REGULATING ARTIFICIAL INTELLIGENCE (AI)
WHY IN NEWS ?
- Recently India’s B20 task force has recommended setting up a regulatory framework for “responsible AI”.
WHAT IS ARTIFICIAL INTELLIGENCE ?
- Artificial intelligence is the simulation of human intelligence processes by machines, especially computer systems.
- Specific applications of AI include expert systems, natural language processing, speech recognition and machine vision.
- AI systems work by ingesting large amounts of labeled training data, analyzing the data for correlations and patterns, and using these patterns to make predictions about future states.
- AI is important for its potential to change how we live, work and play.
- It has been effectively used in business to automate tasks done by humans, including customer service work, lead generation, fraud detection and quality control. In a number of areas, AI can perform tasks much better than humans.
- Artificial neural networks and deep learning AI technologies are quickly evolving, primarily because AI can process large amounts of data much faster and make predictions more accurately than humanly possible.
DANGERS OF AI :
- Some of the major dangers of AI include misinformation (including creating convincing fake images and video known as deepfakes), privacy concerns, the loss of jobs, bias and discrimination, market and financial volatility, and a so-called singularity in which AI surpasses human intelligence.
- AI is expected to make some 85 million jobs obsolete between 2020 and 2025, but it is also expected to create 97 million jobs by 2025.
NEED OF REGULATING AI:
- Talk of regulating artificial intelligence (AI) really became mainstream in the aftermath of the popularization of private tech firm OpenAI’s ChatGPT.
- Since new AI tools can mimic human cognitive abilities and create deepfakes that are hard to distinguish from original audio and video, global tech leaders say a framework is needed to regulate the tech.
- The B20 Summit said regulating AI would be crucial to enable global real-time payments, maintain trust at workplaces, prevent cyber attacks and, most importantly, ensure that the internet does not become fragmented by regulations in different countries.
- OpenAI chief Sam Altman has said AI must be regulated to reduce its role in fraud and warfare. But laws must not restrict innovation.
- A B20 task force asked India to set up regulations to establish checks on firms in India and globally, while enabling innovation.
COUNTRIES AND TECHNOLOGY COLLABORATION:
- AI is a global technology whose impact already transcends borders.
- By working together, countries can ensure that AI is used for the benefit of humanity and not for its detriment, by exacerbating inequalities, eroding privacy, or reinforcing biases.

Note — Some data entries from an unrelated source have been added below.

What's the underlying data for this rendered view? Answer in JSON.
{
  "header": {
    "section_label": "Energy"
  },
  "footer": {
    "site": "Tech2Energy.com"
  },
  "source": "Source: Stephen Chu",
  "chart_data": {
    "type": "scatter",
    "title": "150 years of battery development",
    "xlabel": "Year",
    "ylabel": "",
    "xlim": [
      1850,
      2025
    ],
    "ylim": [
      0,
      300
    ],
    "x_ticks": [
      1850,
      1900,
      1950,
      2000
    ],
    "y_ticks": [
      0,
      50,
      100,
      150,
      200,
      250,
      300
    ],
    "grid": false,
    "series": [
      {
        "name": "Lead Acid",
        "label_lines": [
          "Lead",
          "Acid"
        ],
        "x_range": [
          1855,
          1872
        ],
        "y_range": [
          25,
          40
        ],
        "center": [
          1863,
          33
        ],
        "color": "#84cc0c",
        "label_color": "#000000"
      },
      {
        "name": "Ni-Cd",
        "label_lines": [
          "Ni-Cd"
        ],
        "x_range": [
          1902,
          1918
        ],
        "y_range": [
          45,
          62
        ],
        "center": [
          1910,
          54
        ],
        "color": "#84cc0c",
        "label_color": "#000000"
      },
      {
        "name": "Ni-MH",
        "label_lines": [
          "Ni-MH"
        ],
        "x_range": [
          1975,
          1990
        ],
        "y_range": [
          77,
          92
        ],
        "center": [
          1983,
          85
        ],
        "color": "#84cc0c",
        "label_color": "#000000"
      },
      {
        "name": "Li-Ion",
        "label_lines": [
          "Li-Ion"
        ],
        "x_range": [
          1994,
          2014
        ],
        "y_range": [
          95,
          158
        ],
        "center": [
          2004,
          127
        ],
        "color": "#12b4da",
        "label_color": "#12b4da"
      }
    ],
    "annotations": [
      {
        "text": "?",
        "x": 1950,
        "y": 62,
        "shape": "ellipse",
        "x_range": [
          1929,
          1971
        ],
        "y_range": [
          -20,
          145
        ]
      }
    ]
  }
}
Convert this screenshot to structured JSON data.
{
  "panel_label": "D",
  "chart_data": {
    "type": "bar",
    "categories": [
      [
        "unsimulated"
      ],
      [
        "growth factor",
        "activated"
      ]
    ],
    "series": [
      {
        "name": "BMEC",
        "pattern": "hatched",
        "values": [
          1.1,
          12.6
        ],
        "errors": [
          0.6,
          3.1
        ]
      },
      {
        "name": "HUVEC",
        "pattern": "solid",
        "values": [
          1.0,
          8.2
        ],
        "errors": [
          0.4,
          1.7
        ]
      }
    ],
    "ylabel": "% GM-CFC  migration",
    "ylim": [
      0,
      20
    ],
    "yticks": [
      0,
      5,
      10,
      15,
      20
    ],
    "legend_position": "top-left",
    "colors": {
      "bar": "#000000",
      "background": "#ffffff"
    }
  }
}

- Despite geopolitics and corporate rivalry, a global framework is possible.
- In 2020, India helped found the Global Partnership on AI, a 29-nation body. Its goal is to collaborate on establishing a common global framework for responsible and ethical AI.
- This year, Microsoft, Google, OpenAI and others created an industry body, Frontier Model Forum, that will follow common oversight and governance rules.
- Shortly before this, these firms joined Meta and Amazon to agree to the US government’s AI safety assurances.
INDIAN LAWS VIS-A-VIS AI:
- In 2018, the Ministry of Commerce and Industry constituted a task force on Al to develop a policy framework and identify relevant use cases for AI technology.
- The task force submitted its report in 2019, which outlined the need for a national strategy for AI and recommended the, establishment of an AI research Institute.
- In June, the minister of state for information technology, Rajeev Chandrasekhar, said regulation to check risks from AI is being considered for the upcoming Digital India Act.
- In July, the apex telecom regulatory body Trai floated a consultation paper that proposed setting up a body to regulate AI through a “risk-based framework”.
- The new Digital Personal Data Protection Act, 2023, introduced checks on data scraping for AI.
- But as of now, there are no direct regulations in India on AI.
WAY FORWARD:
- International cooperation allows for the sharing of best practices, development of common standards, and the establishment of ethical guidelines that can guide the responsible development of AI technologies across jurisdictions/geographies.